"Don't yer see, Abe. They don't realize that that poor old gentleman, whoever he may be, won't be yew. They jest know that yew was yew; an' they want ter git another jest as near like yew as they kin."

Abe grunted, yet nevertheless went half-way down-stairs again to call more graciously to the sisters that he would give them a reference any time for knowing how to treat a man just right.

"That feller'll be lucky, gals," he added in tremulous tones. "I hope he'll appreciate yew as I allers done."

Then Abe went to join Angy in the room which the sisters had given to him that bitter day when the cry of his heart had been very like unto:

"Eloi, Eloi, lama sabachthani!"

After all, what was there of his and Angy's here? Their garments they did not need now. They would leave them behind for the other old couple that was to come. There was nothing else but some simple gifts. He took up a pair of red wristlets that Mrs. Homan had knit, and tucked them in his new overcoat pocket. He also took Abigail's bottle of "Jockey Club" which he had despised so a few days ago, and tucked that in his watch-pocket. When he bought himself a watch, he would buy a new clock for the dining-room down-stairs, too,—a clock with no such asthmatic strike as the present one possessed. All his personal belongings—every one of them gifts—he found room for in his pockets. Angy had even less than he. Yet they had come practically with nothing—and compared with that nothing, what they carried now seemed much. Angy hesitated over the pillow-shams. Did they belong to them or to the new couple to come? Abe gazed at the shams too. They had been given to him and Angy last Christmas by all the sisters. They were white muslin with white cambric frills, and in their centers was embroidered in turkey-red cotton, "Mother," on one pillow, "Father," on the other. Every sister in the Home had taken at least one stitch in the names.

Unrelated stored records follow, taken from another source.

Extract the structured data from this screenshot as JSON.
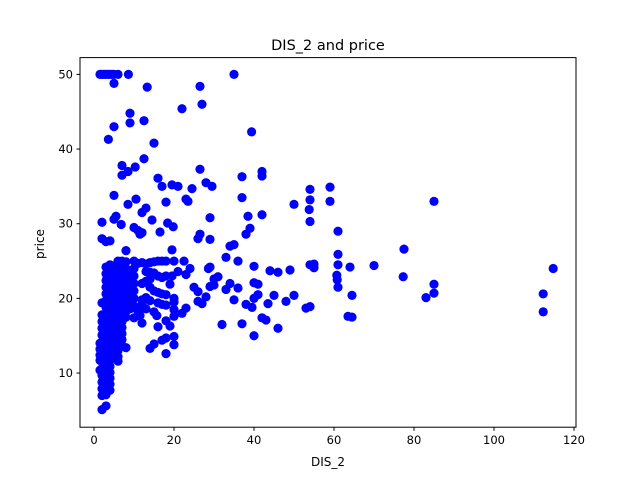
{
  "chart_data": {
    "type": "scatter",
    "title": "DIS_2 and price",
    "xlabel": "DIS_2",
    "ylabel": "price",
    "xlim": [
      -3.5,
      120.5
    ],
    "ylim": [
      2.75,
      52.25
    ],
    "xticks": [
      0,
      20,
      40,
      60,
      80,
      100,
      120
    ],
    "yticks": [
      10,
      20,
      30,
      40,
      50
    ],
    "grid": false,
    "legend": "none",
    "marker_color": "#0000ff",
    "points": [
      [
        1.5,
        50
      ],
      [
        2,
        50
      ],
      [
        2.5,
        50
      ],
      [
        3,
        50
      ],
      [
        3.5,
        50
      ],
      [
        4,
        50
      ],
      [
        4.5,
        50
      ],
      [
        5,
        50
      ],
      [
        6,
        50
      ],
      [
        8.6,
        50
      ],
      [
        35,
        50
      ],
      [
        5,
        48.8
      ],
      [
        13.3,
        48.3
      ],
      [
        26.5,
        48.4
      ],
      [
        22,
        45.4
      ],
      [
        27,
        46
      ],
      [
        9,
        44.8
      ],
      [
        12.5,
        43.8
      ],
      [
        9,
        43.5
      ],
      [
        5,
        43
      ],
      [
        3.6,
        41.3
      ],
      [
        39.4,
        42.3
      ],
      [
        15,
        40.8
      ],
      [
        10.3,
        37.6
      ],
      [
        12.5,
        38.7
      ],
      [
        7,
        37.8
      ],
      [
        7,
        36.5
      ],
      [
        8.5,
        37
      ],
      [
        16,
        36.1
      ],
      [
        26.5,
        37.3
      ],
      [
        17,
        35
      ],
      [
        19.5,
        35.2
      ],
      [
        21,
        35
      ],
      [
        24.5,
        34.7
      ],
      [
        28,
        35.5
      ],
      [
        29.5,
        35
      ],
      [
        37,
        36.3
      ],
      [
        42,
        36.4
      ],
      [
        42,
        37
      ],
      [
        54,
        34.6
      ],
      [
        59,
        34.9
      ],
      [
        5,
        33.8
      ],
      [
        10.5,
        33.3
      ],
      [
        8.5,
        32.6
      ],
      [
        13,
        32.1
      ],
      [
        18,
        32.9
      ],
      [
        23,
        33.3
      ],
      [
        23.5,
        33
      ],
      [
        37,
        33.5
      ],
      [
        50,
        32.6
      ],
      [
        54,
        33.2
      ],
      [
        59,
        33
      ],
      [
        85,
        33
      ],
      [
        12,
        31.5
      ],
      [
        14.5,
        30.5
      ],
      [
        18.4,
        30.1
      ],
      [
        19.8,
        29.6
      ],
      [
        29,
        30.8
      ],
      [
        38.5,
        31
      ],
      [
        42,
        31.2
      ],
      [
        53.8,
        31.9
      ],
      [
        54,
        30.3
      ],
      [
        5,
        30.6
      ],
      [
        5.5,
        31
      ],
      [
        6.8,
        29.9
      ],
      [
        2,
        30.2
      ],
      [
        10,
        29.5
      ],
      [
        11,
        29.1
      ],
      [
        11.5,
        28.6
      ],
      [
        12,
        28.8
      ],
      [
        16.5,
        28.9
      ],
      [
        26.5,
        28.6
      ],
      [
        26,
        28
      ],
      [
        29,
        27.9
      ],
      [
        34,
        27
      ],
      [
        35,
        27.2
      ],
      [
        38,
        28.6
      ],
      [
        39,
        29.4
      ],
      [
        61,
        29
      ],
      [
        2,
        28
      ],
      [
        3,
        27.6
      ],
      [
        4,
        27.7
      ],
      [
        8,
        26.4
      ],
      [
        19.5,
        26.5
      ],
      [
        33,
        25.5
      ],
      [
        36,
        25
      ],
      [
        40,
        24.3
      ],
      [
        44,
        23.7
      ],
      [
        46,
        23.5
      ],
      [
        49,
        23.8
      ],
      [
        54,
        24.5
      ],
      [
        55,
        24.6
      ],
      [
        55,
        24.1
      ],
      [
        61,
        24.5
      ],
      [
        61,
        25.9
      ],
      [
        64,
        24.2
      ],
      [
        70,
        24.4
      ],
      [
        77.5,
        26.6
      ],
      [
        77.3,
        22.9
      ],
      [
        85,
        21.9
      ],
      [
        85,
        20.7
      ],
      [
        83,
        20.1
      ],
      [
        112.3,
        20.6
      ],
      [
        112.3,
        18.2
      ],
      [
        114.8,
        24
      ],
      [
        60.7,
        23.1
      ],
      [
        60.8,
        22.5
      ],
      [
        61,
        21.5
      ],
      [
        64.5,
        20.4
      ],
      [
        63.5,
        17.6
      ],
      [
        64.5,
        17.5
      ],
      [
        53,
        18.7
      ],
      [
        54,
        18.9
      ],
      [
        50,
        20.4
      ],
      [
        48,
        19.6
      ],
      [
        45,
        20.4
      ],
      [
        46,
        16
      ],
      [
        43,
        17.1
      ],
      [
        43.5,
        19.3
      ],
      [
        42,
        17.4
      ],
      [
        41,
        20.5
      ],
      [
        40,
        15
      ],
      [
        40,
        20
      ],
      [
        41,
        21.9
      ],
      [
        40,
        22.1
      ],
      [
        39.5,
        18.8
      ],
      [
        38,
        19.2
      ],
      [
        37,
        16.6
      ],
      [
        35,
        19.8
      ],
      [
        36,
        21.4
      ],
      [
        34,
        22
      ],
      [
        33,
        21.2
      ],
      [
        32,
        16.5
      ],
      [
        30,
        22.6
      ],
      [
        30,
        21.8
      ],
      [
        31,
        22.9
      ],
      [
        25,
        21.5
      ],
      [
        26,
        20.9
      ],
      [
        26,
        19.6
      ],
      [
        27,
        19.3
      ],
      [
        28,
        20.2
      ],
      [
        28.6,
        24
      ],
      [
        29,
        24.2
      ],
      [
        29,
        21.6
      ],
      [
        23,
        23.2
      ],
      [
        24,
        24
      ],
      [
        22.5,
        25
      ],
      [
        21,
        23.6
      ],
      [
        20,
        25
      ],
      [
        19.5,
        23
      ],
      [
        19,
        21.9
      ],
      [
        20,
        20
      ],
      [
        20,
        19.5
      ],
      [
        20,
        18.5
      ],
      [
        20,
        17.6
      ],
      [
        22,
        18
      ],
      [
        23,
        18.7
      ],
      [
        19,
        16.3
      ],
      [
        18,
        17
      ],
      [
        17,
        19.2
      ],
      [
        15.7,
        17.7
      ],
      [
        16,
        16.2
      ],
      [
        17,
        14.4
      ],
      [
        18,
        14.7
      ],
      [
        18,
        12.6
      ],
      [
        20,
        13.8
      ],
      [
        20,
        14.9
      ],
      [
        15,
        13.9
      ],
      [
        14,
        13.3
      ],
      [
        18,
        25
      ],
      [
        17,
        25
      ],
      [
        16,
        25
      ],
      [
        15,
        24.9
      ],
      [
        14,
        24.8
      ],
      [
        13,
        24.6
      ],
      [
        12,
        24.8
      ],
      [
        11,
        24.7
      ],
      [
        13,
        23.6
      ],
      [
        14,
        23.5
      ],
      [
        15,
        23.4
      ],
      [
        16,
        23
      ],
      [
        17,
        22.8
      ],
      [
        18,
        23
      ],
      [
        14,
        22.6
      ],
      [
        13,
        22.3
      ],
      [
        12,
        22
      ],
      [
        14,
        21.5
      ],
      [
        15,
        21
      ],
      [
        16,
        20.8
      ],
      [
        17,
        20.6
      ],
      [
        18,
        20.5
      ],
      [
        13,
        20.1
      ],
      [
        12,
        19.8
      ],
      [
        14,
        19.7
      ],
      [
        16,
        19.4
      ],
      [
        18,
        19.1
      ],
      [
        12,
        19.2
      ],
      [
        13,
        18.6
      ],
      [
        15,
        18.2
      ],
      [
        11,
        18.3
      ],
      [
        11.5,
        17.7
      ],
      [
        10,
        17.4
      ],
      [
        12,
        16.7
      ],
      [
        10,
        25
      ],
      [
        10,
        24
      ],
      [
        10,
        23
      ],
      [
        10,
        22
      ],
      [
        10,
        21
      ],
      [
        10,
        20
      ],
      [
        10,
        19
      ],
      [
        9,
        23.1
      ],
      [
        9,
        22.2
      ],
      [
        9,
        21.3
      ],
      [
        9,
        20.4
      ],
      [
        9,
        19.4
      ],
      [
        9,
        18.6
      ],
      [
        8,
        24.9
      ],
      [
        8,
        24
      ],
      [
        8,
        23.2
      ],
      [
        8,
        22.4
      ],
      [
        8,
        21.6
      ],
      [
        8,
        20.8
      ],
      [
        8,
        20
      ],
      [
        8,
        19.1
      ],
      [
        8,
        18.3
      ],
      [
        8,
        17.5
      ],
      [
        7,
        25
      ],
      [
        7,
        24.2
      ],
      [
        7,
        23.4
      ],
      [
        7,
        22.6
      ],
      [
        7,
        21.8
      ],
      [
        7,
        21
      ],
      [
        7,
        20.2
      ],
      [
        7,
        19.3
      ],
      [
        7,
        18.5
      ],
      [
        7,
        17.7
      ],
      [
        7,
        16.9
      ],
      [
        7,
        16.1
      ],
      [
        7,
        15.3
      ],
      [
        7,
        14.5
      ],
      [
        7,
        13.7
      ],
      [
        8,
        13.4
      ],
      [
        6,
        25
      ],
      [
        6,
        24.2
      ],
      [
        6,
        23.4
      ],
      [
        6,
        22.6
      ],
      [
        6,
        21.8
      ],
      [
        6,
        21
      ],
      [
        6,
        20.2
      ],
      [
        6,
        19.4
      ],
      [
        6,
        18.6
      ],
      [
        6,
        17.8
      ],
      [
        6,
        17
      ],
      [
        6,
        16.2
      ],
      [
        6,
        15.4
      ],
      [
        6,
        14.6
      ],
      [
        6,
        13.8
      ],
      [
        6,
        13
      ],
      [
        6,
        12.2
      ],
      [
        6,
        11.6
      ],
      [
        5,
        24.1
      ],
      [
        5,
        23.3
      ],
      [
        5,
        22.5
      ],
      [
        5,
        21.7
      ],
      [
        5,
        20.9
      ],
      [
        5,
        20.1
      ],
      [
        5,
        19.3
      ],
      [
        5,
        18.5
      ],
      [
        5,
        17.7
      ],
      [
        5,
        16.9
      ],
      [
        5,
        16.1
      ],
      [
        5,
        15.3
      ],
      [
        5,
        14.5
      ],
      [
        5,
        13.7
      ],
      [
        5,
        12.9
      ],
      [
        5,
        12.1
      ],
      [
        4,
        24.5
      ],
      [
        4,
        23.7
      ],
      [
        4,
        22.9
      ],
      [
        4,
        22.1
      ],
      [
        4,
        21.3
      ],
      [
        4,
        20.5
      ],
      [
        4,
        19.7
      ],
      [
        4,
        18.9
      ],
      [
        4,
        18.1
      ],
      [
        4,
        17.3
      ],
      [
        4,
        16.5
      ],
      [
        4,
        15.7
      ],
      [
        4,
        14.9
      ],
      [
        4,
        14.1
      ],
      [
        4,
        13.3
      ],
      [
        4,
        12.5
      ],
      [
        4,
        11.7
      ],
      [
        4,
        10.9
      ],
      [
        4,
        10.1
      ],
      [
        4,
        9.3
      ],
      [
        4,
        8.5
      ],
      [
        4,
        7.7
      ],
      [
        3,
        24.2
      ],
      [
        3,
        23.3
      ],
      [
        3,
        22.4
      ],
      [
        3,
        21.5
      ],
      [
        3,
        20.6
      ],
      [
        3,
        19.7
      ],
      [
        3,
        18.8
      ],
      [
        3,
        17.9
      ],
      [
        3,
        17
      ],
      [
        3,
        16.1
      ],
      [
        3,
        15.2
      ],
      [
        3,
        14.3
      ],
      [
        3,
        13.4
      ],
      [
        3,
        12.5
      ],
      [
        3,
        11.6
      ],
      [
        3,
        10.7
      ],
      [
        3,
        9.8
      ],
      [
        3,
        8.9
      ],
      [
        3,
        8
      ],
      [
        3,
        7.1
      ],
      [
        3,
        5.6
      ],
      [
        2,
        19.4
      ],
      [
        2,
        17.8
      ],
      [
        2,
        16.9
      ],
      [
        2,
        16
      ],
      [
        2,
        15.1
      ],
      [
        2,
        14.2
      ],
      [
        2,
        13.3
      ],
      [
        2,
        12.4
      ],
      [
        2,
        11.5
      ],
      [
        2,
        10.6
      ],
      [
        2,
        9.7
      ],
      [
        2,
        8.8
      ],
      [
        2,
        7.9
      ],
      [
        2,
        7
      ],
      [
        2,
        5.1
      ],
      [
        1.5,
        14
      ],
      [
        1.5,
        13.2
      ],
      [
        1.5,
        12.4
      ],
      [
        1.5,
        11.7
      ],
      [
        1.5,
        10.4
      ]
    ]
  }
}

Father and Mother—not Angy and Abe! Why Father and Mother? A year ago no one could have foreseen the fortune, nor have prophesied the possession of the room by another elderly couple.

Angy drew near to Abe, and Abe to Angy. They locked arms and stood looking at the pillows. He saw, and she saw, the going back to the old bedroom in the old home across the woods and over the field—the going back. And in sharp contrast they each recalled the first time that they had stepped beneath that roof nearly half a century ago,—the first home-coming,—when her mother-heart and his father-heart had been filled with the hope of children—children to bless their marriage, children to complete their home, children to love, children to feed them with love in return.

"Let's adopt some leetle folks," said Angy, half in a whisper. "I'm afeard the old place'll seem lonesome without—"

"Might better adopt the sisters"; he spoke almost gruffly. "I allers did think young 'uns would be the most comfort tew yew after they growed up."